Open All-Day Breakfast Earlier
The Bad Egg Breakfast Bar opened earlier this year in the North Satellite. All-day brisket biscuit breakfast sandwiches? Yes. But not open for those soul-crushing 6am flights? Boo. Aim high, Sea-Tac, and go 24 hours on breakfast.
Install Pickleball Courts
It sounds a little pie-in-the-sky, more akin to that amusement park idea, but it's a solid suggestion, and a chance to show off one of the region's most popular exports. Pickleball is famous for its easy access to beginners—not a lot of rules, not a lot of sweat. Could be the perfect distraction before a cross-continental squeeze into economy. The only worry would be that court-hungry Seattleites might start buying plane tickets they don't plan to use, just to access new pickleball real estate.

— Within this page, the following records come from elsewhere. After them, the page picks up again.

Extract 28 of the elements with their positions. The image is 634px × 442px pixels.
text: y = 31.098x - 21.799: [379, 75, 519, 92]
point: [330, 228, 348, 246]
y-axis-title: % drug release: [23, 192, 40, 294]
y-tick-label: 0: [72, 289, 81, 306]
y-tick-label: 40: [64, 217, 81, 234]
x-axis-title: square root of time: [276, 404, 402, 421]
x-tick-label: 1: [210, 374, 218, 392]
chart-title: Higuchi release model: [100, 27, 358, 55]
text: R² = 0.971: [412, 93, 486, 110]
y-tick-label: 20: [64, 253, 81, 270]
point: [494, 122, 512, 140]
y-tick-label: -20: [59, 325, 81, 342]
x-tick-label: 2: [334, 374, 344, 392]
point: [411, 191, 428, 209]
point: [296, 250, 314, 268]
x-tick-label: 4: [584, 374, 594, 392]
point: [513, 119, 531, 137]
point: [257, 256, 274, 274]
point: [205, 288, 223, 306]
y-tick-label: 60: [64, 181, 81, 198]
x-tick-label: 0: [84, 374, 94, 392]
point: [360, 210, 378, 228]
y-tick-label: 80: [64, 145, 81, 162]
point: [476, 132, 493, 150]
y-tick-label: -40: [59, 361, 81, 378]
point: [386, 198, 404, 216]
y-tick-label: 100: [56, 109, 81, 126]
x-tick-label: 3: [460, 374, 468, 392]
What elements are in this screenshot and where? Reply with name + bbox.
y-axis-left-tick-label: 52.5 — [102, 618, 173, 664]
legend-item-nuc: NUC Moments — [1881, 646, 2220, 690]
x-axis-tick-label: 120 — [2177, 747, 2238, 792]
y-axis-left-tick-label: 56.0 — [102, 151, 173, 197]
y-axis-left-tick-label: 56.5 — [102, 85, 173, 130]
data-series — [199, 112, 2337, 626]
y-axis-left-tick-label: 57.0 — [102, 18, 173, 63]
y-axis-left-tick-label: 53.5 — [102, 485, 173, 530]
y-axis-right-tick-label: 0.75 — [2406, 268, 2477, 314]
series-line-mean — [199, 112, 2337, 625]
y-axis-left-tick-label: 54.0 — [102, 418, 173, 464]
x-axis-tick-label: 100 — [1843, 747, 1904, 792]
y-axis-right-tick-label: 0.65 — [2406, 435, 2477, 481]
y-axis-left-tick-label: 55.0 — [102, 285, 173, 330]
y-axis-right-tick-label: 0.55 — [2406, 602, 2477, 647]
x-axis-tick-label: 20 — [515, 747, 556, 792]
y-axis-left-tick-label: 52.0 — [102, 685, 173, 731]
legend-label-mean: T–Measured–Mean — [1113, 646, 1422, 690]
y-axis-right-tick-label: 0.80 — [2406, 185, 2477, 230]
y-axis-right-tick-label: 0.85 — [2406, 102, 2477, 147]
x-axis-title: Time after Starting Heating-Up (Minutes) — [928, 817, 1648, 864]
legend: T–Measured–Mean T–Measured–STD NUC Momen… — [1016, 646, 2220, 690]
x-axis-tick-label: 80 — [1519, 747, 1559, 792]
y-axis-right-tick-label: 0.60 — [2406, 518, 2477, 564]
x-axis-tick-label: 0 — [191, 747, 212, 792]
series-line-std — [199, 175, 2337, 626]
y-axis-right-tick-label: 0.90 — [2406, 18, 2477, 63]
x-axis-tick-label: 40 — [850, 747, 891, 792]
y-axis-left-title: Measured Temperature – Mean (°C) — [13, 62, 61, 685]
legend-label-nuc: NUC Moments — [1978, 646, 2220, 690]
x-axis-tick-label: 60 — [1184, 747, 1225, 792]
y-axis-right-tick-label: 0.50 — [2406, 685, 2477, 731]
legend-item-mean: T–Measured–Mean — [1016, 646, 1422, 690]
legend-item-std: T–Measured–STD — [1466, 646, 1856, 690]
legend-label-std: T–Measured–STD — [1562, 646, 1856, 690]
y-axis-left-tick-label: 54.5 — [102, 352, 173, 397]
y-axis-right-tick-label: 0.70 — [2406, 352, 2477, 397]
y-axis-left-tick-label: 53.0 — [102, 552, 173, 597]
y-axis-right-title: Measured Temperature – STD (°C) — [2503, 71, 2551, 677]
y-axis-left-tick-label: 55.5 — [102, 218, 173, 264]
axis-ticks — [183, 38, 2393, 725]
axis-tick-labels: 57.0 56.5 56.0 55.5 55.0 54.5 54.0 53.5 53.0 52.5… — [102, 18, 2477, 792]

Add a Hello Robin Cookie Shop
This suggestion comes from Seattle Met food expert Allecia Vermillion, and we can't say it more succinctly than she: "Great to bring as gifts, or stuff in your face in flight." Sure, local shops have been popping up in the airport over the past decade, everything from the Sub Pop record store to Filson to Elliott Bay Book Company. But a few more truly indie outposts would be appreciated—just imagine where an airport Dick's would rank. (Cooper says the airport gets that specific request a lot.)
Build a Skybridge to the N Gates
In 2022, a massive new structure debuted, linking the South Satellite to the central terminal. The 780-foot aerial walkway is the world's largest building over an active taxi lane, and now allows international arrival passengers to stroll to customs rather than wait for the internal train. Can we get one to the North Satellite, please? A people mover is being considered in the master plan, which is a fun name but less appealing.
Build an App for Boarding
In the tech hub of Seattle, it's nuts that we haven't used technology to solve the issue of crowding around a gate to hear if our boarding group is up yet. With so many passengers (nearly 46 million last year) it can be impossible to hear audio announcements. Airport or airlines, we don't care who—give us an app that pings us when we're three minutes out from being allowed aboard, and we can chill at the next empty gate and avoid the cattle call.
Hand Out Freebies
Airports, Seattle's included, have long since become shopping malls of a sort. But a few essentials should be free. In the age of Covid, why not have kiosks handing out masks for when you change your mind about going free-faced on a long haul flight? Or earplugs, for when you arrive at the gate and hear the telltale wail of a distressed baby (or the chatter of a loud talker you just know will end up next to you). Small packages of wet wipes for cleaning off infamously germy tray tables. Sure, there's a cost—but the health and sanity benefits would be huge.